Jeśli szukasz zabiegu liftingującego i redukującego tkankę tłuszczową to Endolift jest dla ciebie doskonałym rozwiązaniem. To nowoczesny zabieg laserowy, który emituje poprzez światłowody energię o długości fali 1470 nm. Działa bardzo precyzyjnie i wielokierunkowo. – Laser ten używany jest do redukcji nadmiaru tkanki tłuszczowej oraz do retrakcji włókien kolagenowych poprzez działanie cieplne – wyjaśnia dr Ewa Rybicka z kliniki Estetica Nova.

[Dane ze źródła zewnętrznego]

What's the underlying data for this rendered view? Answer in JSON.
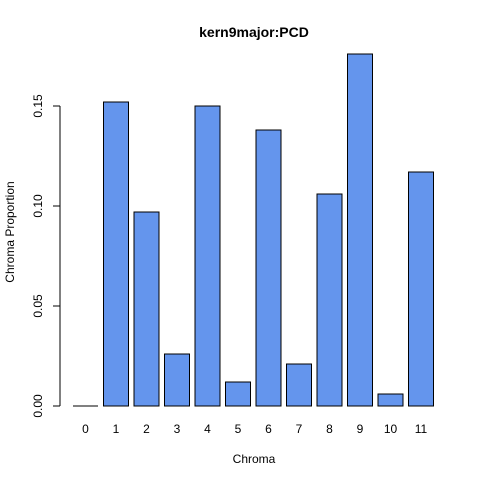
{
  "chart_data": {
    "type": "bar",
    "title": "kern9major:PCD",
    "xlabel": "Chroma",
    "ylabel": "Chroma Proportion",
    "categories": [
      "0",
      "1",
      "2",
      "3",
      "4",
      "5",
      "6",
      "7",
      "8",
      "9",
      "10",
      "11"
    ],
    "values": [
      0.0,
      0.152,
      0.097,
      0.026,
      0.15,
      0.012,
      0.138,
      0.021,
      0.106,
      0.176,
      0.006,
      0.117
    ],
    "ylim": [
      0,
      0.176
    ],
    "yticks": [
      0.0,
      0.05,
      0.1,
      0.15
    ],
    "ytick_labels": [
      "0.00",
      "0.05",
      "0.10",
      "0.15"
    ],
    "bar_color": "#6495ED",
    "bar_border_color": "#000000",
    "grid": false,
    "legend": false
  }
}
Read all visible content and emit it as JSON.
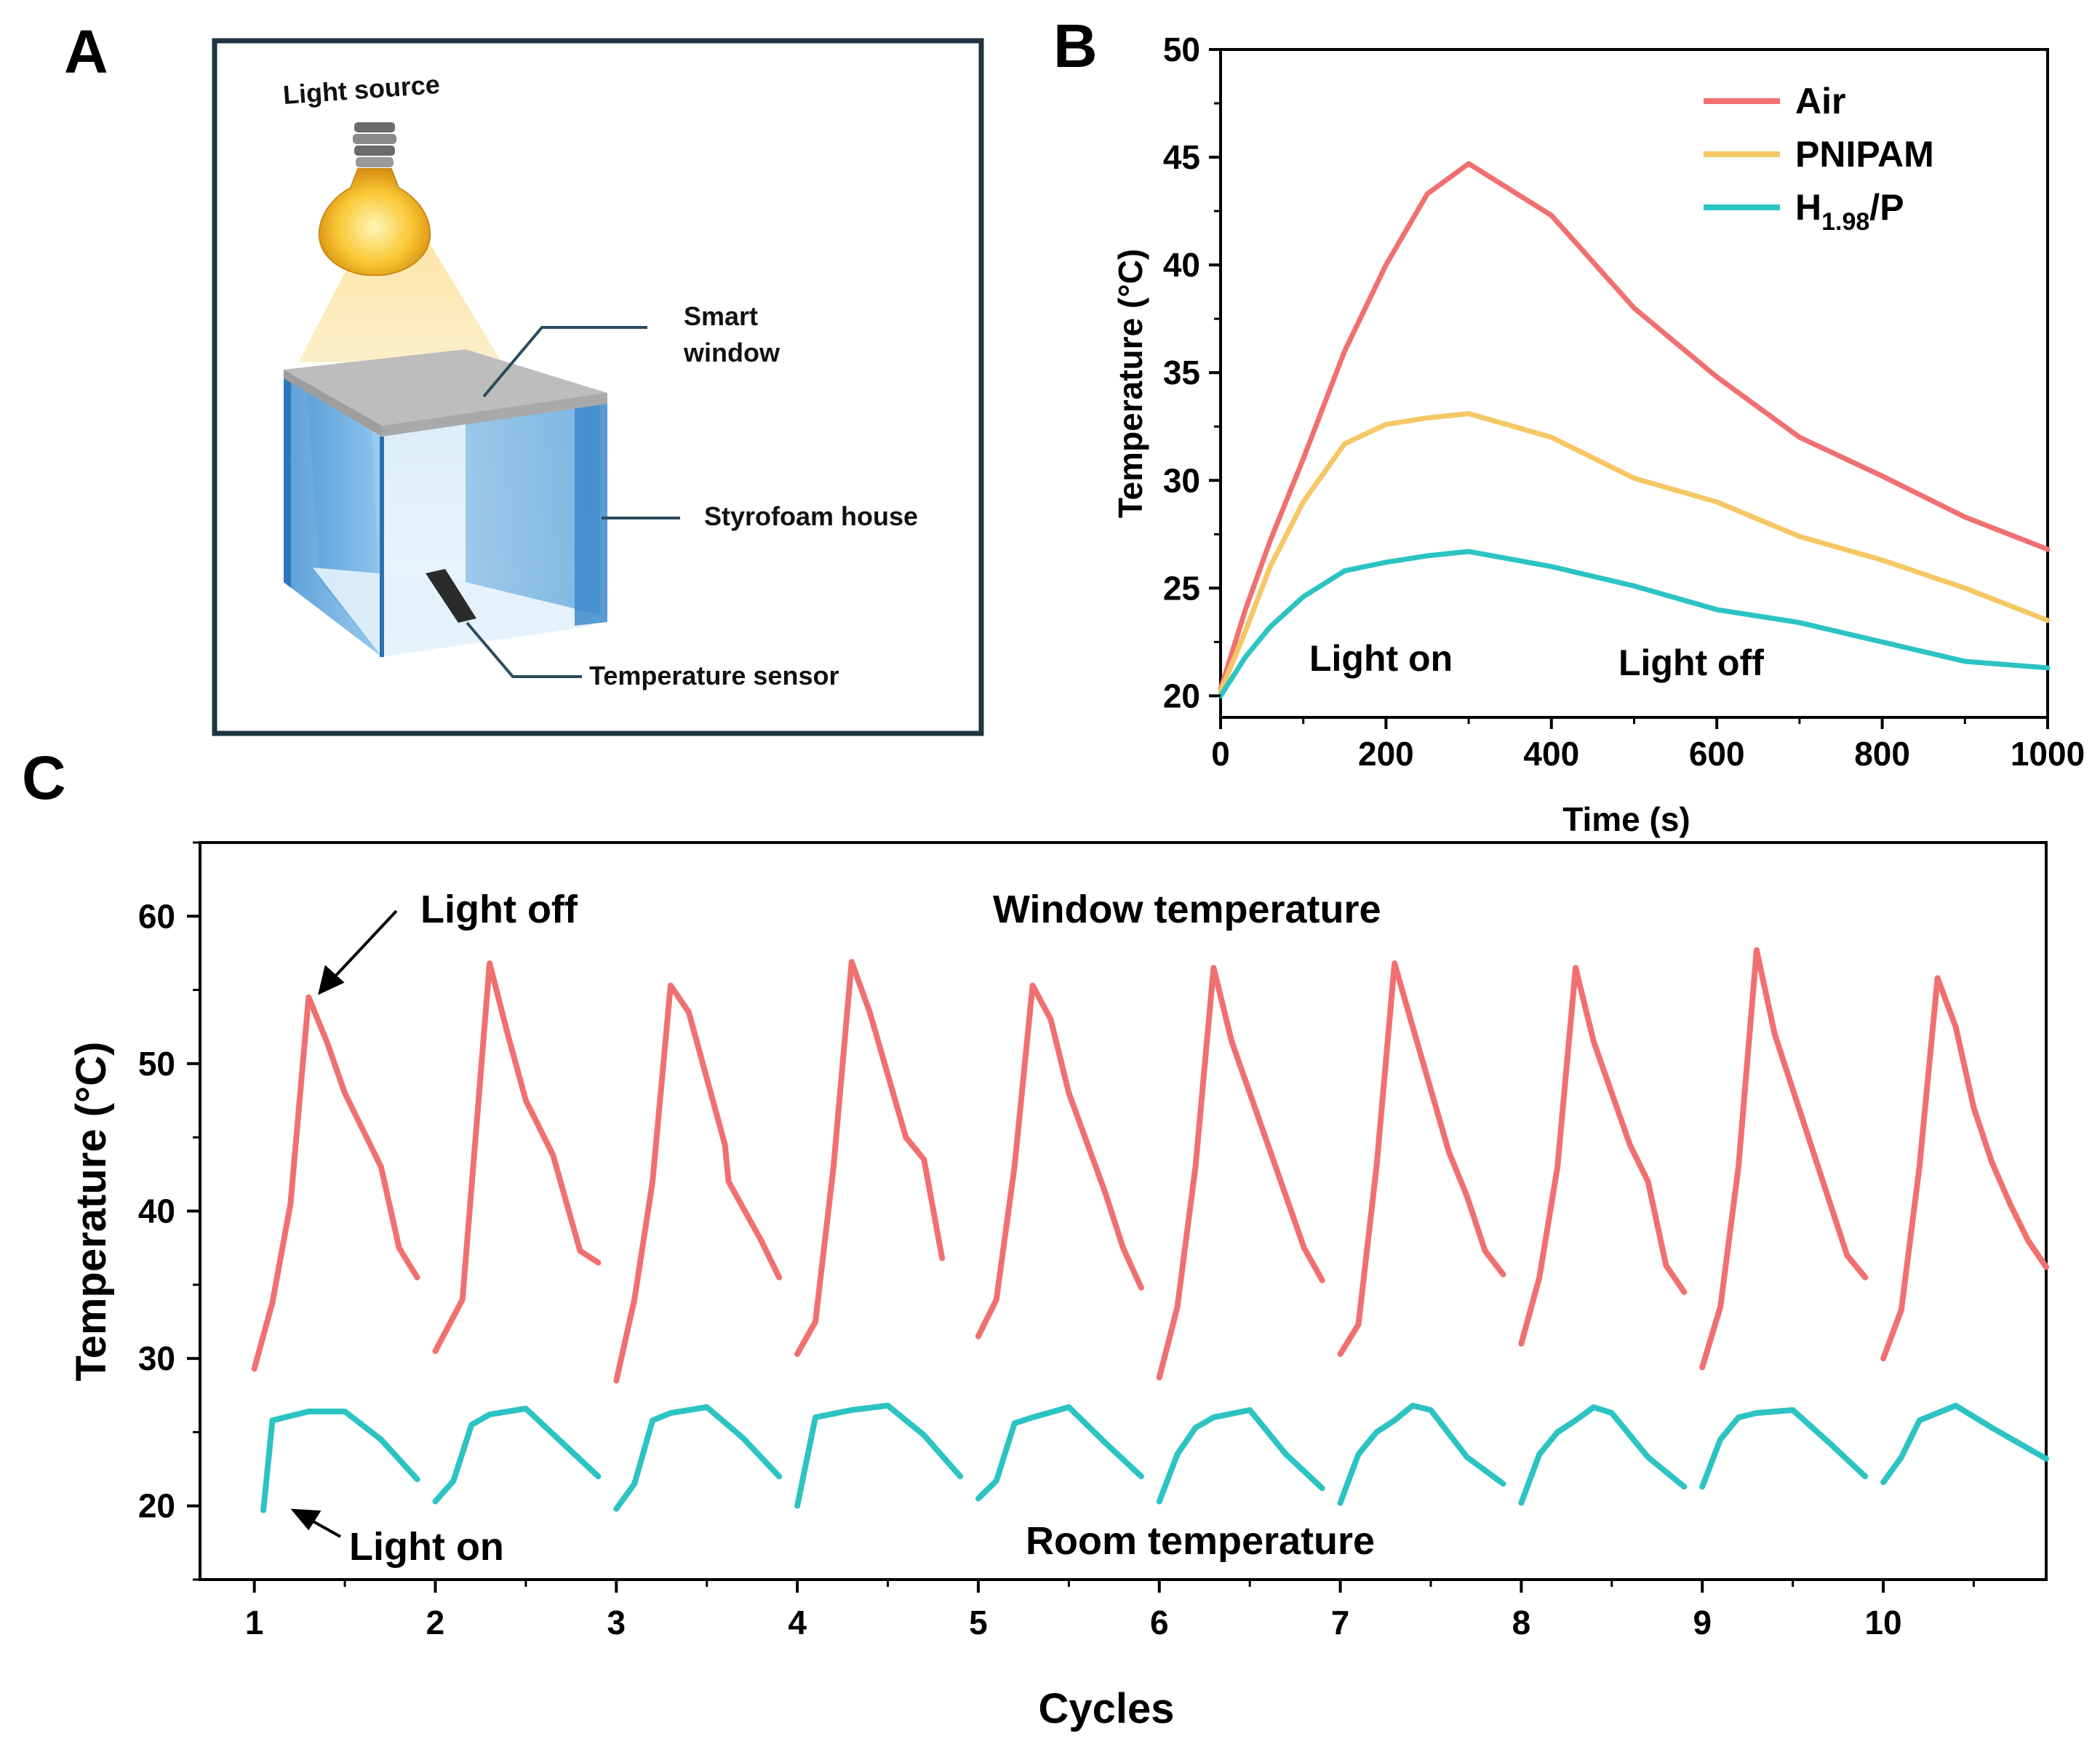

Zabieg ten działa więc na dwóch płaszczyznach. Dzięki selektywnemu oddziaływaniu stymuluje neokolagenezę, redukuje wiotkość skóry, ujędrnia ją, usuwa nadmiar tkanki tłuszczowej, likwiduje tzw. chomiczki. Świetnie sprawdza się w celu konturowania twarzy (w tym podkreślenia konturu żuchwy) oraz redukcji drugiego podbródka.  Zabieg można również wykonywać w celu modelowania sylwetki, podniesienie pośladków, redukcji tłuszczyku na obszarze ud, brzucha czy nad kolanami.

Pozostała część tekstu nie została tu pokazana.